Can VoIP be mainstream?

The success of VoIP in international telephony should encourage firms to take another look at the merits of combined voice and data services, argues Bill Pechey

I recently reported that the telecommunications operators were using voice over IP (VoIP) to take advantage of the lower costs of IP switching equipment, compared with its Asynchronous Transfer Mode (ATM) equivalent. So they are, but because of the general malaise in the industry, many are deferring capital investment in IP infrastructure. This has provided an opportunity for new companies with IP networks to sell voice capacity to the established operators.

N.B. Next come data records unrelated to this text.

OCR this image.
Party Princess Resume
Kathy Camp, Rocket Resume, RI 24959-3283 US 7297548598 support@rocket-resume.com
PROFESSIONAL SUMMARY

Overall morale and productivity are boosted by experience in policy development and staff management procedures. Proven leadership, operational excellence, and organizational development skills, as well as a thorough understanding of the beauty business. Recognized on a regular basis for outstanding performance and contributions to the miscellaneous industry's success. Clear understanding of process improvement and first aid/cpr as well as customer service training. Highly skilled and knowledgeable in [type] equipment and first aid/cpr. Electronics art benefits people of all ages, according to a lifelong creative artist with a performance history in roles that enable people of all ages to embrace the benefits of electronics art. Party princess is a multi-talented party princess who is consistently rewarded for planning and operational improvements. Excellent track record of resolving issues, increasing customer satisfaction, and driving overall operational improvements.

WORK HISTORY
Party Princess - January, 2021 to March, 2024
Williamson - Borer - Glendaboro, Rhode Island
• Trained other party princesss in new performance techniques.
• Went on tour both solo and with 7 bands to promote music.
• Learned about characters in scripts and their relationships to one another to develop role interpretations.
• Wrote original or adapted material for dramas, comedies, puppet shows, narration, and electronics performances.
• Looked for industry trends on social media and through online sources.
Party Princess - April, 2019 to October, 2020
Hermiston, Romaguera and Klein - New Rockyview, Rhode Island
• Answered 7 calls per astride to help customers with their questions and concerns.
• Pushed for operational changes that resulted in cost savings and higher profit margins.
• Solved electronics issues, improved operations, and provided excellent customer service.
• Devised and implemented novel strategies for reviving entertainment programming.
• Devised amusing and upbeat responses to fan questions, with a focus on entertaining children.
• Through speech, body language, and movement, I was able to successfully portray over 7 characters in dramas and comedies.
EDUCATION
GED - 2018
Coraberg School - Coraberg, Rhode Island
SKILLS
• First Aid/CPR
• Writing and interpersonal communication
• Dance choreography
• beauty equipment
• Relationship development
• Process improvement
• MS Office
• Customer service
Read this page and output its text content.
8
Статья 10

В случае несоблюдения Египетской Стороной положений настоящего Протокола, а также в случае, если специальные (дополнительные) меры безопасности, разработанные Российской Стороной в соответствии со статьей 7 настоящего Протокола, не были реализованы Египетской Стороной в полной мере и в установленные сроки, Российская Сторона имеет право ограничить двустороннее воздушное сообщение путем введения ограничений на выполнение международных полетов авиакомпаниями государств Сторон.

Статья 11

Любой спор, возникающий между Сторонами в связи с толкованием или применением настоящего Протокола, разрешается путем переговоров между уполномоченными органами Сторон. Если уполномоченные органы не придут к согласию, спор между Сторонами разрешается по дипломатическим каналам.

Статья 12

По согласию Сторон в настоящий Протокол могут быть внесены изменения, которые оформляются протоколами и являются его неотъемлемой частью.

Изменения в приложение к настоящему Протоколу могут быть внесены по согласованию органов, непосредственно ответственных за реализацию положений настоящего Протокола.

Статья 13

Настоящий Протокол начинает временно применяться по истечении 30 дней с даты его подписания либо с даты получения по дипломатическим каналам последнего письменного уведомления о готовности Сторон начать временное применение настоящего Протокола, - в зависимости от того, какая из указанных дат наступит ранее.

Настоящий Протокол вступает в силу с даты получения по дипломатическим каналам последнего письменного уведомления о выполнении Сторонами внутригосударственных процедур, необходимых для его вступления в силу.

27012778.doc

There are quite a few firms engaged in this business now, but the two largest VoIP specialists are iBasis and ITXC. Neither is over five years old and both are seeing rapid growth. Strangely for IP companies, iBasis and ITXC measure their traffic in voice minutes per day rather than IP datagrams carried ­ a clear indication of their emphasis on voice. What may surprise many is the sheer volume of traffic each carries: about five million minutes per day, which equates to as much as one percent of the world's voice traffic. The largest international carrier, AT&T, deals with about 10 percent. Clearly, international VoIP is no longer an insignificant fraction.

So where does all this voice traffic come from? Originally, the customers were new telecommunications operators set up to compete with the incumbents. They wanted low-cost international connectivity, and VoIP offered a good way of obtaining it. But older operators saw the success of VoIP and became customers of the IP carriers themselves. IBasis now claims that 54 percent of its traffic comes from the so-called Tier 1 companies. In future, it is likely that the VoIP firms will offer interconnection to the 3G mobile networks, where IP will be used to carry a wide range of services.

The VoIP companies actually own very little raw transmission capacity: they rent it from the Internet backbone providers such as WorldCom, UUNet and Cable & Wireless, and deliver it to their own customers. They connect at the backbone level and agree priority arrangements for their traffic. This tactic allows them to avoid the unpredictable latency that you or I might experience on an Internet connection. The consequence is that when we make international voice calls, quite a lot of them are carried over the Internet.

The VoIP companies are aware they have to provide quality of service (QoS) guarantees and service-level agreements (SLAs) to attract the major carriers. IBasis now offers SLAs to its customers, and both iBasis and ITXC use very sophisticated monitoring mechanisms to ensure the quality of the network is strictly maintained.

Unfortunately for corporate IT managers, neither of the large VoIP companies sells directly to enterprise buyers. So IT managers can't sign up for a guaranteed VoIP pipe, although it may be possible to get quality guarantees from the larger ISPs that are sufficient for good VoIP performance.

The real message, however, is that if VoIP quality is good enough for the Tier 1 carriers, then it ought to be good enough for any corporate, given that suitable guarantees of IP performance can be obtained without going to the expense of renting private circuits between business locations.